The Key verse for this discussion is John 3:30,
“He must increase, but I must decrease.”
Could it be that Decrease is the New Increase?
Living a “Motivated life” can be tricky. On one hand, you get the feeling, when you look at your age, or in the mirror, or at the chapter challenge the Holy Spirit is bringing to you, that you’re in “John the Baptist” mode… on the road to decrease, while on the other hand you feel that you’re at the threshold of a new beginning.
Social norms say that you should be thinking of retirement, and yet you feel that you have lots to give and lives to challenge. Of course, you are not deft; you know you cannot go on forever, but today you would agree that society is changing so fast that it is like you’ve taken up residence in a wind tunnel. You know that the work you have built could be even better and you’re wise enough to realize that you may not be the man to take it to the next level.
You recognize that you have a son in the gospel… primed, full of wisdom and with the right heart to take it all forward and to the fulfilment of your own goals. He will do things differently, but you did things differently than your fathers in the Lord; so what’s the problem? Often I am riding with a friend in a third-world nation and find the danger really concerns me. I look over at the driver and think, “he has been driving a very long time and is still alive. We will likely make it to our destination.” So I then close my eyes for a few minutes, just as self-discipline. This way I am able to remind myself that although I am not driving, I will survive. Just let the young man drive, and close your eyes, pastor.
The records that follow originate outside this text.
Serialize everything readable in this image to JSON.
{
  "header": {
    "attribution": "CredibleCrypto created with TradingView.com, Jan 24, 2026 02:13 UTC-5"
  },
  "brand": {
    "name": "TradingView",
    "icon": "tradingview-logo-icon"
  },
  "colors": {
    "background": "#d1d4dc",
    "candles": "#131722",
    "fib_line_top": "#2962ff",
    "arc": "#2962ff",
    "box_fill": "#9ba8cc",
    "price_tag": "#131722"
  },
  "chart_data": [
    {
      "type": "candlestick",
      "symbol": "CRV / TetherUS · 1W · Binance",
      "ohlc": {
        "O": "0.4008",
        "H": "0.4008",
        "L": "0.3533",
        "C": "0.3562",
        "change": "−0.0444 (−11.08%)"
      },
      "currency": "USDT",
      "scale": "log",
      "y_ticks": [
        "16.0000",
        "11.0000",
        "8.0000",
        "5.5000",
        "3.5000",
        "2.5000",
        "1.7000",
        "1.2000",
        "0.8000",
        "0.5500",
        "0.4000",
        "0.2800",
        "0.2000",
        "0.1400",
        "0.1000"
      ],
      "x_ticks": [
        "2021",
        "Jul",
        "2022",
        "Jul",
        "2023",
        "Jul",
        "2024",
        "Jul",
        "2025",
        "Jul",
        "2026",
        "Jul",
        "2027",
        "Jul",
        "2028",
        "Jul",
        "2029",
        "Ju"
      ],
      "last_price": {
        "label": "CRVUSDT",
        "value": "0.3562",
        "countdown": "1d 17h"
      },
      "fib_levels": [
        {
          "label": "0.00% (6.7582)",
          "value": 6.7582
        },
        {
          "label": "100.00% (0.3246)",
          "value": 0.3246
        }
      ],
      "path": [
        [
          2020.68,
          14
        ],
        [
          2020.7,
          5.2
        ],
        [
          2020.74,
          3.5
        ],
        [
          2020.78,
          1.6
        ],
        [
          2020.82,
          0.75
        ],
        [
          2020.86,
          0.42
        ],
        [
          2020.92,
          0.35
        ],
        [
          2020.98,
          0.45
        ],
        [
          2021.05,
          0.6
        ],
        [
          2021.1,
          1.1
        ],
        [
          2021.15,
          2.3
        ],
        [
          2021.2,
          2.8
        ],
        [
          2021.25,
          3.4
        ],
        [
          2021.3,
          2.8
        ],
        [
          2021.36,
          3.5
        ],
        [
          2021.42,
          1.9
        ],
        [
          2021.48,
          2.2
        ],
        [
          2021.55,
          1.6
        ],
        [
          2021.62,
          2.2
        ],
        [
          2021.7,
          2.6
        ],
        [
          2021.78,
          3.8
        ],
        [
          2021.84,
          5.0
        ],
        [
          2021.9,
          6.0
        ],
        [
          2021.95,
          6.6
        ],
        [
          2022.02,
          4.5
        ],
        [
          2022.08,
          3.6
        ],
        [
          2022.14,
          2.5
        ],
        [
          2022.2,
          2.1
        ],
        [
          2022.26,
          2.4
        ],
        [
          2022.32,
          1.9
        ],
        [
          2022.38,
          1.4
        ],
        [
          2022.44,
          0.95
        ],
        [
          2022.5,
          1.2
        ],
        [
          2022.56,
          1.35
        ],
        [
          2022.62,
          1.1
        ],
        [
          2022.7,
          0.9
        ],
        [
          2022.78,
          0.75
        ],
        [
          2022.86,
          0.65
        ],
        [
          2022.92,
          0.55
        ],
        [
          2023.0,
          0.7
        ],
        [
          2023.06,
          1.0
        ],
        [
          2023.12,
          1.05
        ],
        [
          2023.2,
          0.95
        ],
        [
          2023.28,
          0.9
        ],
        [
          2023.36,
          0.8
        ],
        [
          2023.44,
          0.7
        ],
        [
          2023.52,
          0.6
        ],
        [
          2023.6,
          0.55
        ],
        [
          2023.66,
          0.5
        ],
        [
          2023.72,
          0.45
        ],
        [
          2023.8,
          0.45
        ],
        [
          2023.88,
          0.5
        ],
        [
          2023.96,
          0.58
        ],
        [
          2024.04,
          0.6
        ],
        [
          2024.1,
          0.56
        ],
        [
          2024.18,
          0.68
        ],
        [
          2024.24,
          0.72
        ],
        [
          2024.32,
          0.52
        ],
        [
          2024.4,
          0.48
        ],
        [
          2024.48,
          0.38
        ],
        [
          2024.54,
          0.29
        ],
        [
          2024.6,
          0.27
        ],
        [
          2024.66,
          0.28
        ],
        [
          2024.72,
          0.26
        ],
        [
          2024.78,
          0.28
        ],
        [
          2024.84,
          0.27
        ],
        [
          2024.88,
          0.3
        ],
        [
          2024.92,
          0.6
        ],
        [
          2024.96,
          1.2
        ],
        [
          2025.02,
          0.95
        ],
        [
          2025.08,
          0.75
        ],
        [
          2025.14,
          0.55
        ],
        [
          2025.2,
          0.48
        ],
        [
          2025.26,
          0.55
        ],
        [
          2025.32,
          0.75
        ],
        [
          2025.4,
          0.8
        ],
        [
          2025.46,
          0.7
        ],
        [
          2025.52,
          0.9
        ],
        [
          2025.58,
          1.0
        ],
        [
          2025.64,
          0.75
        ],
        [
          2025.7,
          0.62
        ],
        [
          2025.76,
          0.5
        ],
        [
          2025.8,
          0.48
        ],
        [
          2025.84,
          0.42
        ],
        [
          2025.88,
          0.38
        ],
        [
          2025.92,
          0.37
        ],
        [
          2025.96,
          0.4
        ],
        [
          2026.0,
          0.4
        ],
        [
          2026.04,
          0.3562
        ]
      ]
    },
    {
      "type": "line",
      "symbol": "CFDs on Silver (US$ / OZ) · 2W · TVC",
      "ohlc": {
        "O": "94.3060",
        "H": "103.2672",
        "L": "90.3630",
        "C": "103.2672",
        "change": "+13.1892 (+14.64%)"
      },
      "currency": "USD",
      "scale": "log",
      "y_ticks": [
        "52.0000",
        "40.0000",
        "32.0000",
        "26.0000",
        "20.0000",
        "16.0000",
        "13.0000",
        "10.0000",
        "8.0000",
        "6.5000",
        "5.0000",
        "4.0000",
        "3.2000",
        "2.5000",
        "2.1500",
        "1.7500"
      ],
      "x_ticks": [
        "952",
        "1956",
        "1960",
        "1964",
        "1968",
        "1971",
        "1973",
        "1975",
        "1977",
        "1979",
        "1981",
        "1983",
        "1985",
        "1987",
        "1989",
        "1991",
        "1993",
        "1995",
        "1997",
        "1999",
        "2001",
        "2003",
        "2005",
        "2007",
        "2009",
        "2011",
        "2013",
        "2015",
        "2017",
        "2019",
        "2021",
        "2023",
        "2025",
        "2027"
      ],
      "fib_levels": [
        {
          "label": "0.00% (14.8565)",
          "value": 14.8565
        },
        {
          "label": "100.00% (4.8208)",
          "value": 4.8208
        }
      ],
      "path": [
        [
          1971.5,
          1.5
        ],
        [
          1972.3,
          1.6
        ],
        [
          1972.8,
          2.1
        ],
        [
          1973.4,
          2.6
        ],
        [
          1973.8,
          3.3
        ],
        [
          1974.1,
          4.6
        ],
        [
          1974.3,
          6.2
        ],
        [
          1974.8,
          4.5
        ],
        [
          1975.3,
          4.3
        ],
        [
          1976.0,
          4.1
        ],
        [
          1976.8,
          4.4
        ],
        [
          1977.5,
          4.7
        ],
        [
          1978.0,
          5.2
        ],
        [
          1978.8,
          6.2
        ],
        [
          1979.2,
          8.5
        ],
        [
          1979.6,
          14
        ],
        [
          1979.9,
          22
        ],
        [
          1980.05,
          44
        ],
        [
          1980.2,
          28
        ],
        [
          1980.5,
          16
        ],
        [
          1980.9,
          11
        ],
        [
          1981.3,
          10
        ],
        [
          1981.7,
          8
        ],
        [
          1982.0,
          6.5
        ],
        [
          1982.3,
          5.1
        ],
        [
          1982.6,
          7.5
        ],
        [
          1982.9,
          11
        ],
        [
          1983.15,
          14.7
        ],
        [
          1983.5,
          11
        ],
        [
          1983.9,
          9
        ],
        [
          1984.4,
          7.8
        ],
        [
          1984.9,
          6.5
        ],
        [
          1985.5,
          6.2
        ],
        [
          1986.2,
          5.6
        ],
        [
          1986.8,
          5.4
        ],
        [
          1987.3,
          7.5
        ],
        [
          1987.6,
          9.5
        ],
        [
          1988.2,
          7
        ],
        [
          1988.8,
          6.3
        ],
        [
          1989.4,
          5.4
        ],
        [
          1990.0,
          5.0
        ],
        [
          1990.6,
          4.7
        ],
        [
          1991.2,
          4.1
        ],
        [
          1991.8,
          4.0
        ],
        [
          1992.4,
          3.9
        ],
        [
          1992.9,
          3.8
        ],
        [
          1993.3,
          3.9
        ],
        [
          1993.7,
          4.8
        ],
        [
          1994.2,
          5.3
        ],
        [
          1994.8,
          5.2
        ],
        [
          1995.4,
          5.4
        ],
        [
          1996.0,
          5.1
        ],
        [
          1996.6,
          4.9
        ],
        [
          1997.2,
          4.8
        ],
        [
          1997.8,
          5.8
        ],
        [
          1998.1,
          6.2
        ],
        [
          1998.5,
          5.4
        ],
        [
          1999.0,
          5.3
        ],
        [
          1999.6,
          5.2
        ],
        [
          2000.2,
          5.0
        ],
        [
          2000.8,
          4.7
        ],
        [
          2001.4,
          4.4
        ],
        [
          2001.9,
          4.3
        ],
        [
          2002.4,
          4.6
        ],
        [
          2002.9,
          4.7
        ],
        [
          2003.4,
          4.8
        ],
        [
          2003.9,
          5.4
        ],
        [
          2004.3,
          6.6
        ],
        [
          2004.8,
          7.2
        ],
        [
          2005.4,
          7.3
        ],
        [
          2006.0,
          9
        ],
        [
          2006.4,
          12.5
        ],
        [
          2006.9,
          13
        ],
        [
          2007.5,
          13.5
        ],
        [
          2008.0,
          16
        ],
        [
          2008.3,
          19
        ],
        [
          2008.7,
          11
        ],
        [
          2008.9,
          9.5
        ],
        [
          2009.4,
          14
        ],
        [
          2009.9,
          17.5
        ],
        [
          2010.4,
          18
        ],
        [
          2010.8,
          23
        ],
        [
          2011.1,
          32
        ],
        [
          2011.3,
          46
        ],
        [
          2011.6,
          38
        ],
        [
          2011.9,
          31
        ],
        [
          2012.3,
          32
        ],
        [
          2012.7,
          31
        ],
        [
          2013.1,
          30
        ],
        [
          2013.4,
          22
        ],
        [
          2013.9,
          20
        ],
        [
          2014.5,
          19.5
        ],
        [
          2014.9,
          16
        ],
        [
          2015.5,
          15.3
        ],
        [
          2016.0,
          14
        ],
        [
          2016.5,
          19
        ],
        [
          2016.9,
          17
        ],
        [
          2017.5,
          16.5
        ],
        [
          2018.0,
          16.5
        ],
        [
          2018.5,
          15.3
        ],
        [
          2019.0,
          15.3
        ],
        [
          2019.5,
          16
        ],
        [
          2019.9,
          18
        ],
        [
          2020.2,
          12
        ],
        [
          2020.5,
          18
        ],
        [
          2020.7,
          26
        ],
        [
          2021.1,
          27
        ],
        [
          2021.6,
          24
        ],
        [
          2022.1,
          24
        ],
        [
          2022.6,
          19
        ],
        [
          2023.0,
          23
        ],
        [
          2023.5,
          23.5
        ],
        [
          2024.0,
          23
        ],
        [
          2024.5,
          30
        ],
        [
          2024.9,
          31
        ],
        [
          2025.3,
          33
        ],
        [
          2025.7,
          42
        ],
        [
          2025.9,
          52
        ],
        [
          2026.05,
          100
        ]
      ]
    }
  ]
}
The big question keeps coming up, as you ask yourself: “Are you willing to take a step up, so that you become a grandfather, instead of just a father? Your thoughts go to: “You’ve been a father for a very long time and that has been fun; but how good it sounds to actually admit to yourself, “I am a grandfather”. The challenge is you have to release yourself to this new chapter, rather than fight it, or oppose the transition. Guard against being in denial about your “life chapter”, and embrace all the options you are able to enjoy.
Now lets talk about the differences in store for you when you move from filling a “father’s shoes” to stepping up and into the roll of being a “grandfather”. You say, “that sounds so old.” Let’s face it, God has new and delightful doors to open up to you if you will admit to who you have become. The reality is that, if you do not move forward and upward, then you just may be the one who jeopardizes your own legacy. What is your responsibility, as the key leader? You are to multiply leaders, inspire new life and vision, and all this realizing that only leaders can produce leaders.
If you are to affirm your sons, then it can be done better as a grandfather, which is a non-threatening roll. It is time to step up from being a father; become a grandfather and let a new life for you and your son in the gospel begin. This way he will achieve his own maturity… then step back, far back and let him take the lead.
In reading 2 Timothy 2:2 (NLT) Paul wrote, “You have heard me teach things that have been confirmed by many reliable witnesses. Now teach these truths to other trustworthy people who will be able to pass them on to others.”
Notice that Paul is referring to four different generations:
- Paul (the one writing)
- Timothy (Paul’s son in the Gospel)
- Timothy’s disciples (Faithful Men)
If you recall your own mentor, then it is possible to see five generations from your own ministry.
I hope you have been thinking along these lines. I trust you have realized your need to have a Timothy and that you have accepted the one God brought to you.
The challenge is simply this: If you do not become a loving grandfather, then after you pass the baton to your successor; you must uproot your household, and move far away, or you will be considered a threat to the stability of the work. Get proficient at tossing the keys to your son in the gospel. Let him drive, and you just take in the view. If you allow the grace you have talked about to take a greater place in your life, then you just may be able to stay in your city, be with your family, and remain a part of the congregation. But if you are “testy” then your days are numbered.
The body language of grandfathers is to stand back and enjoy enabling their sons to become the fathers. Grandfathers insist that their sons (the fathers) take the lead. One of the most difficult challenges, I have seen is when grandfathers compete with their sons for the prestige, the titles, the money and the limelight. They feel that no one can do it like they can. However, remember this principle: “Sons do grow up.”
These fathers have lived full lives, and now enjoy great respect as loved and respected leaders, but do not know how to spend the currency of “the grandfather”.
As I get older I have less living mentors; but the valuable lessons they taught me will always be with me. The few living mentors I have left are great-grandfathers now.
Now that’s enough about you. Lets talk about your son in the gospel. Is he married? Is he a father yet? How old are his children? Please do not tell me that you have kept him in the roll of “son”, and he is about to become a grandfather. What is wrong with this picture? If your son is soon to be a grandfather, then what does that make you? … great- grandfather!
Would you agree with me now that being a grandfather doesn’t sound so bad?